2 Garbage crisis: Lebanese protesters marched into the Environmen­t Ministry in downtown Beirut on Tuesday, staging a sit-in outside the minister’s office and demanding his resignatio­n over the country’s snowballin­g trash crisis. The group of about 30 protesters from the movement known as “You Stink” sat cross-legged on the floor, clapping and shouting slogans against the minister, Mohammed Machnouk, who was holed up in a nearby office. Angry protests over the government’s failure to deal with the garbage crisis have evolved into the most serious antigovern­ment demonstrat­ions in Lebanon in years. The protesters seek to challenge an entire political class that has dominated Lebanon since its civil war ended in 1990.

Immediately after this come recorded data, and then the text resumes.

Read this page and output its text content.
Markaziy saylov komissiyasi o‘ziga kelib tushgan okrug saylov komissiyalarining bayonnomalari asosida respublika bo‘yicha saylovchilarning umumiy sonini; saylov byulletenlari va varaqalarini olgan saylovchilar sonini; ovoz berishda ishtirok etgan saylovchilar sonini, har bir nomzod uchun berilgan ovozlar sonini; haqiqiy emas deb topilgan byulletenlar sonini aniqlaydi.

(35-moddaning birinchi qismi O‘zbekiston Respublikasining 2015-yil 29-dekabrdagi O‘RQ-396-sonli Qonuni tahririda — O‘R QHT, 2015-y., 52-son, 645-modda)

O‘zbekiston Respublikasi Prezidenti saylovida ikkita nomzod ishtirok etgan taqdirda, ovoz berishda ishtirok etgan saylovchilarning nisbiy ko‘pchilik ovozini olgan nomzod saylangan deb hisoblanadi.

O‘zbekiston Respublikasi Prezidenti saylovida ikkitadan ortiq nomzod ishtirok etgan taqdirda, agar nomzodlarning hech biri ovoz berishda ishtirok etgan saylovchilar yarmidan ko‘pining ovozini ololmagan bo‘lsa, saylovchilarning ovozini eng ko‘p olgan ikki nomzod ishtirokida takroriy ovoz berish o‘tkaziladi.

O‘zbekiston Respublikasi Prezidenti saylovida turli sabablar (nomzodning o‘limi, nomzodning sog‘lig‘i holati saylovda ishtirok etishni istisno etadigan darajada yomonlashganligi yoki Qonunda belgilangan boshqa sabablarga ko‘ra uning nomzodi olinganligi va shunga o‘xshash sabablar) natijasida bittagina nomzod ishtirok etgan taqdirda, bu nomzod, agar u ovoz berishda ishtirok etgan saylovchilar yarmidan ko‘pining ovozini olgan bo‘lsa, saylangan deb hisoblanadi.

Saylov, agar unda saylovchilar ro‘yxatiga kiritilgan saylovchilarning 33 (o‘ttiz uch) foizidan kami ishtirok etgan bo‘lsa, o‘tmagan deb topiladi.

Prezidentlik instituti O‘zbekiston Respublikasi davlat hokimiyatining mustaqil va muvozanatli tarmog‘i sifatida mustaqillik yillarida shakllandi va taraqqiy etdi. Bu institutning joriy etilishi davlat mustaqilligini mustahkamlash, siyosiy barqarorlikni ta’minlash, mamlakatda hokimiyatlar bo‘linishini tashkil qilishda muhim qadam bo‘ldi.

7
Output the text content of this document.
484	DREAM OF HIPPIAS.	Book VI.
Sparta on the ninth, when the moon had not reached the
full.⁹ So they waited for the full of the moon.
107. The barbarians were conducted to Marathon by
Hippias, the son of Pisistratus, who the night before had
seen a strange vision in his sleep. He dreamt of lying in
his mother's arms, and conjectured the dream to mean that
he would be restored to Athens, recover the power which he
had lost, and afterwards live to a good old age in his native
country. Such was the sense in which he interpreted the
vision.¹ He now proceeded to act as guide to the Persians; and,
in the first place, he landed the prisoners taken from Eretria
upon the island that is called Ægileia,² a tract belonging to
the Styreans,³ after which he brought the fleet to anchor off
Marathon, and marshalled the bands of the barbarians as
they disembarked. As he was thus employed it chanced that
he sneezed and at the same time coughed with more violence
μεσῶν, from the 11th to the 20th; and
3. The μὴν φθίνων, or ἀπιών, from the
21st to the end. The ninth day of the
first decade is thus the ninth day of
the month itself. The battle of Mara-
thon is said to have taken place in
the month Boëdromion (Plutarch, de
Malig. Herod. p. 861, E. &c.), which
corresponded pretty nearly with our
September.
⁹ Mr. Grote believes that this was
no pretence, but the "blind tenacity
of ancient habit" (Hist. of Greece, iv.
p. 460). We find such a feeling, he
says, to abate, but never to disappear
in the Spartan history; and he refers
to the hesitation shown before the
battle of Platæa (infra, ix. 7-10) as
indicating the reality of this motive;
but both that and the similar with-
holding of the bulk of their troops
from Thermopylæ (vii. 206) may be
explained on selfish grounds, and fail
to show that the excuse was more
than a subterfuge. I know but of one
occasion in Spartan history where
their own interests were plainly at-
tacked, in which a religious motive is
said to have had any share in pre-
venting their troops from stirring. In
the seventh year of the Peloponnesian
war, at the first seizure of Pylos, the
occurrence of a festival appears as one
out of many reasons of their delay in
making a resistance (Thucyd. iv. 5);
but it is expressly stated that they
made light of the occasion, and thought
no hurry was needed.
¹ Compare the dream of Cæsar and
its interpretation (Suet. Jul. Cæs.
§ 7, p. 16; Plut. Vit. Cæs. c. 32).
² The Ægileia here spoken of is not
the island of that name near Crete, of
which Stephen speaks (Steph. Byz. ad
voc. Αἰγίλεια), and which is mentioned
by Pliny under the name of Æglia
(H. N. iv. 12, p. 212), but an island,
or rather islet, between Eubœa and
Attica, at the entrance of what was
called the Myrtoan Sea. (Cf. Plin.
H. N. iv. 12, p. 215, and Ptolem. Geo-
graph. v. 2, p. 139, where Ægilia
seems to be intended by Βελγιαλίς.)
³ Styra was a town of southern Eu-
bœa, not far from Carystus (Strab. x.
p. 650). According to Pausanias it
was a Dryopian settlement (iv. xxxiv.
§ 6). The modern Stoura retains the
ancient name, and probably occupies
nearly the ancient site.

3 Mali attack: A security official in Mali says that suspected Islamic extremists have attacked an army checkpoint in Timbuktu, killing at least two soldiers by slashing their throats. The Malian defense ministry confirmed that the checkpoint was attacked around 3 a.m. and that there were casualties but declined to give additional details. Timbuktu fell under the control of Islamic extremists in 2012 until a French-led military operation ousted them from power the following year though militants have repeatedly attacked since then.

4 ‘Cove’ activist arrested: Ric O’Barry, the 75-year-old activist featured in the 2010 Oscar-winning documentar­y “The Cove,” was arrested near the site of the dolphin hunt featured in the film, Japn’s Kyodo News reported. Kyodo said the American was taken into custody in the southweste­rn prefecture of Wakayama near the town of Taiji, after failing to produce a passport. Taiji’s dolphin hunt follows a traditiona­l practice in Japan but is heavily criticized in the documentar­y. Taiji’s fisherman have held “drive hunts” in which dolphins are corralled into a bay and slaughtere­d.

5 No immunity: Guatemala’s Congress lifted President Otto Perez Molina’s immunity of office on Tuesday, opening him up to possible prosecutio­n in a widening customs corruption scandal that has rocked his administra­tion and the country’s political system. With all 132 lawmakers present in the 158-seat assembly voting to approve the historic measure, prosecutor­s are now free to file criminal charges against Perez Molina, and a judge would be able to order his detention. The vote does not remove the president from office, but a judge later granted an order barring him from traveling outside the country.